A day ahead of Oculus Connect 4, Oculus has released documents for its second generation development kit, which originally released in mid-2014. DK2 improved upon its predecessor with a 1080p OLED display and positional tracking via an external camera. It in turn was succeeded by the Crescent Bay prototype which laid the foundation for the first consumer version of the Rift, which has been available since March 2016.
The documents include schematics, board layout, mechanical CAD, artwork, and specifications under a Creative Commons Attribution 4.0 license, and firmware under BSD+PATENT licences. That should be all you need to make your very own DK2, outside of a 3D printer and the various components you’ll need to actually build the thing.
In fact, Oculus notes that it might not even be possible to buy some of these components anymore, stating: “We wanted to caveat that some of the components of DK2 are challenging or impossible to source today, so it may not be possible for an individual to build a full headset from the provided files. We hope that parts of this release are useful though as learnings if nothing else!”
We’ll just spend the $499 on the current Rift, thanks.

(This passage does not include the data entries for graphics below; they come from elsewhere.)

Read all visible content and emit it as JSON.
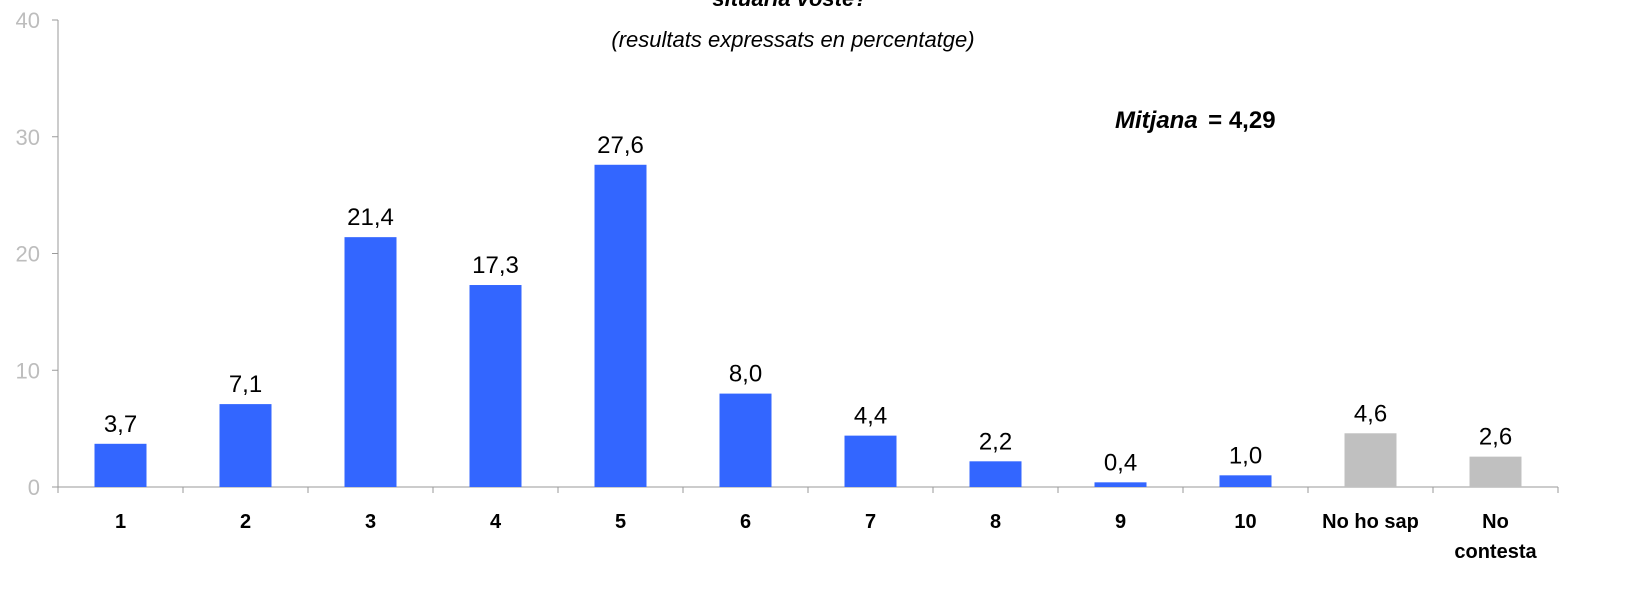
{
  "chart_data": {
    "type": "bar",
    "title": "situaria vostè?",
    "subtitle": "(resultats expressats en percentatge)",
    "categories": [
      "1",
      "2",
      "3",
      "4",
      "5",
      "6",
      "7",
      "8",
      "9",
      "10",
      "No ho sap",
      "No contesta"
    ],
    "values": [
      3.7,
      7.1,
      21.4,
      17.3,
      27.6,
      8.0,
      4.4,
      2.2,
      0.4,
      1.0,
      4.6,
      2.6
    ],
    "value_labels": [
      "3,7",
      "7,1",
      "21,4",
      "17,3",
      "27,6",
      "8,0",
      "4,4",
      "2,2",
      "0,4",
      "1,0",
      "4,6",
      "2,6"
    ],
    "bar_colors": [
      "#3366ff",
      "#3366ff",
      "#3366ff",
      "#3366ff",
      "#3366ff",
      "#3366ff",
      "#3366ff",
      "#3366ff",
      "#3366ff",
      "#3366ff",
      "#c0c0c0",
      "#c0c0c0"
    ],
    "ylim": [
      0,
      40
    ],
    "yticks": [
      "0",
      "10",
      "20",
      "30",
      "40"
    ],
    "xlabel": "",
    "ylabel": "",
    "grid": false,
    "annotation": {
      "label": "Mitjana",
      "value": "= 4,29"
    }
  }
}
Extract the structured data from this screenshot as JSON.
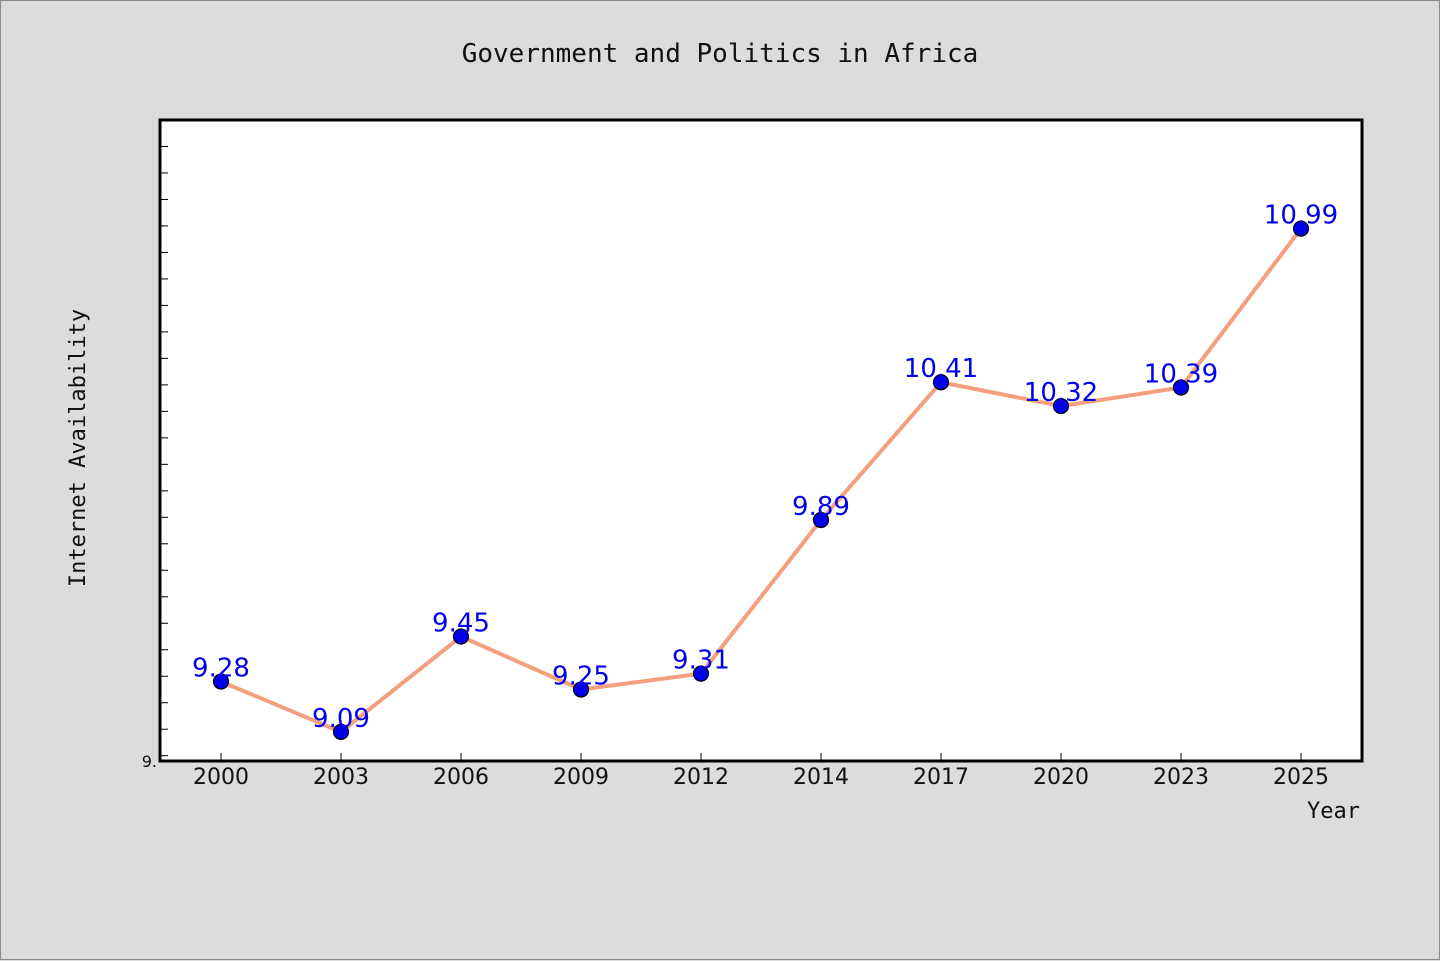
{
  "chart_data": {
    "type": "line",
    "title": "Government and Politics in Africa",
    "xlabel": "Year",
    "ylabel": "Internet Availability",
    "categories": [
      "2000",
      "2003",
      "2006",
      "2009",
      "2012",
      "2014",
      "2017",
      "2020",
      "2023",
      "2025"
    ],
    "series": [
      {
        "values": [
          9.28,
          9.09,
          9.45,
          9.25,
          9.31,
          9.89,
          10.41,
          10.32,
          10.39,
          10.99
        ]
      }
    ],
    "data_labels": [
      "9.28",
      "9.09",
      "9.45",
      "9.25",
      "9.31",
      "9.89",
      "10.41",
      "10.32",
      "10.39",
      "10.99"
    ],
    "ylim": [
      8.98,
      11.4
    ],
    "y_tick_label": "9.",
    "grid": false,
    "legend": "none",
    "colors": {
      "line": "#f4a07e",
      "marker": "#0000ee",
      "data_label": "#0000ee",
      "plot_bg": "#ffffff",
      "page_bg": "#dcdcdc"
    }
  }
}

Oculus has a detailed guide about the headset which we won’t talk about too much because, well, DK2 is kinda dated by now. The current Rift again improved upon DK2 with a higher resolution display, better tracking and of course the Oculus Touch controllers that now come bundled with the headset. Imagine where we’ll be by the time the company makes that open source.
That’s one announcement out of the way before tomorrow’s big keynote. What else does Oculus have up its sleeve?